University To Create Online Exhibit On Branch Davidian Siege

San Marcos, USA — The Wittliff Collections at San Marcos Texas State University in San Marcos has received a $20,000 grant to create an online exhibit about the 1993 shootout and standoff at the Branch Davidian compound outside of Waco.

The grant was awarded by the federal Institute of Museum and Library Services through the Texas State Library and Archives Commission’s TexTreasures grant program, the university said.

The exhibit will be created based on the primary source materials journalist Dick J. Reavis, collected while writing “The Ashes of Waco,” which was published in 1995.

Reavis donated his papers to the Wittliff’s Southwestern Writers Collection and his archive opened for research in 2006, the university said.

Among the items that will be made available are recordings of negotiations between the Branch Davidians and FBI agents, videos recorded by the federal government during the siege, Branch Davidian Bible studies dating back to the 1970s and correspondence between Reavis and surviving Branch Davidians.

The standoff at Mount Carmel started on Feb. 28, 1993 after Bureau of Alcohol Tobacco and Firearms agents launched a massive raid on the compound that left four agents and six Davidians dead.

The shootout stunned the ATF and the FBI moved quickly to take over operations.

It was in charge during the 51-day standoff that captured the attention of the world.

At one point, there were as many as 1,000 media representatives assembled along a rural McLennan County Farm to Market Road in an area that became known as Satellite City.

Analysts later said the intense media scrutiny of the government's handling of the standoff may have contributed to the FBI’s decision to use tear gas in an attempt to break the impasse.

FBI agents in armored vehicles pumped tear gas into the compound in an assault that began early in the morning on April 19, 1993.

Just after noon, fingers of flame began to shoot from one end of the compound.

A strong wind fanned the flames, which quickly engulfed the poorly constructed wood frame building.

As many as 80 died in the fire, including women and children.
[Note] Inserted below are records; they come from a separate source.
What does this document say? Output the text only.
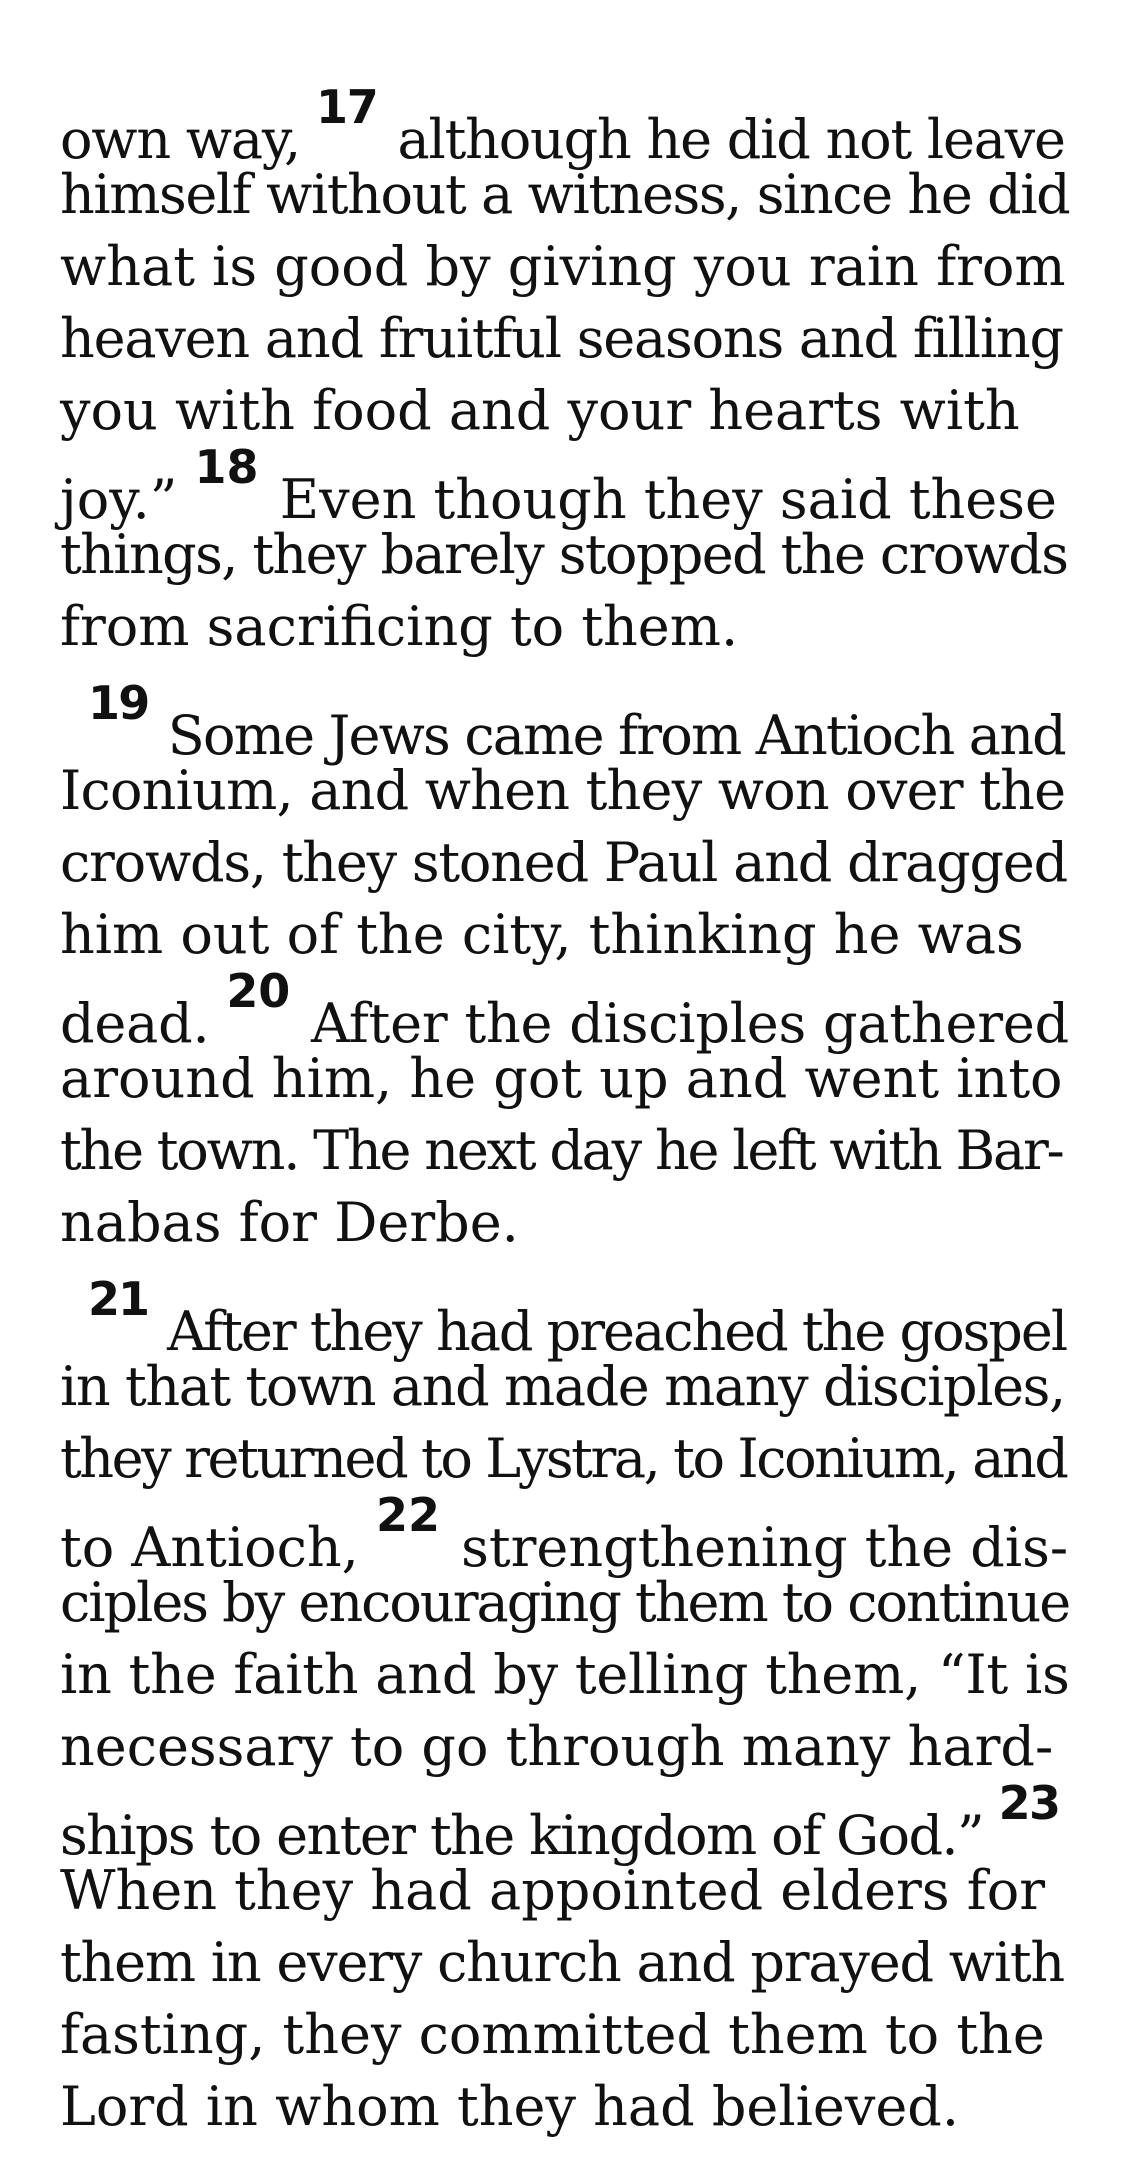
own way, $^{17}$ although he did not leave
himself without a witness, since he did
what is good by giving you rain from
heaven and fruitful seasons and filling
you with food and your hearts with
joy.” $^{18}$ Even though they said these
things, they barely stopped the crowds
from sacrificing to them.

$^{19}$ Some Jews came from Antioch and
Iconium, and when they won over the
crowds, they stoned Paul and dragged
him out of the city, thinking he was
dead. $^{20}$ After the disciples gathered
around him, he got up and went into
the town. The next day he left with Bar-
nabas for Derbe.

$^{21}$ After they had preached the gospel
in that town and made many disciples,
they returned to Lystra, to Iconium, and
to Antioch, $^{22}$ strengthening the dis-
ciples by encouraging them to continue
in the faith and by telling them, “It is
necessary to go through many hard-
ships to enter the kingdom of God.” $^{23}$
When they had appointed elders for
them in every church and prayed with
fasting, they committed them to the
Lord in whom they had believed.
Officials later admitted that pyrotechnic teargas devices were also used in the assault, but the government continues to maintain that the Davidians set the fire themselves.

Critics, however, include the producers of an Academy Award-nominated Documentary, 'Waco:the Rules of Engagement," challenge the official account.

Eleven surviving Branch Davidians were later tried in federal court in the deaths of the four ATF agents who died in the raid.

All were acquitted of murder, but four were convicted of the lesser offense of voluntary manslaughter.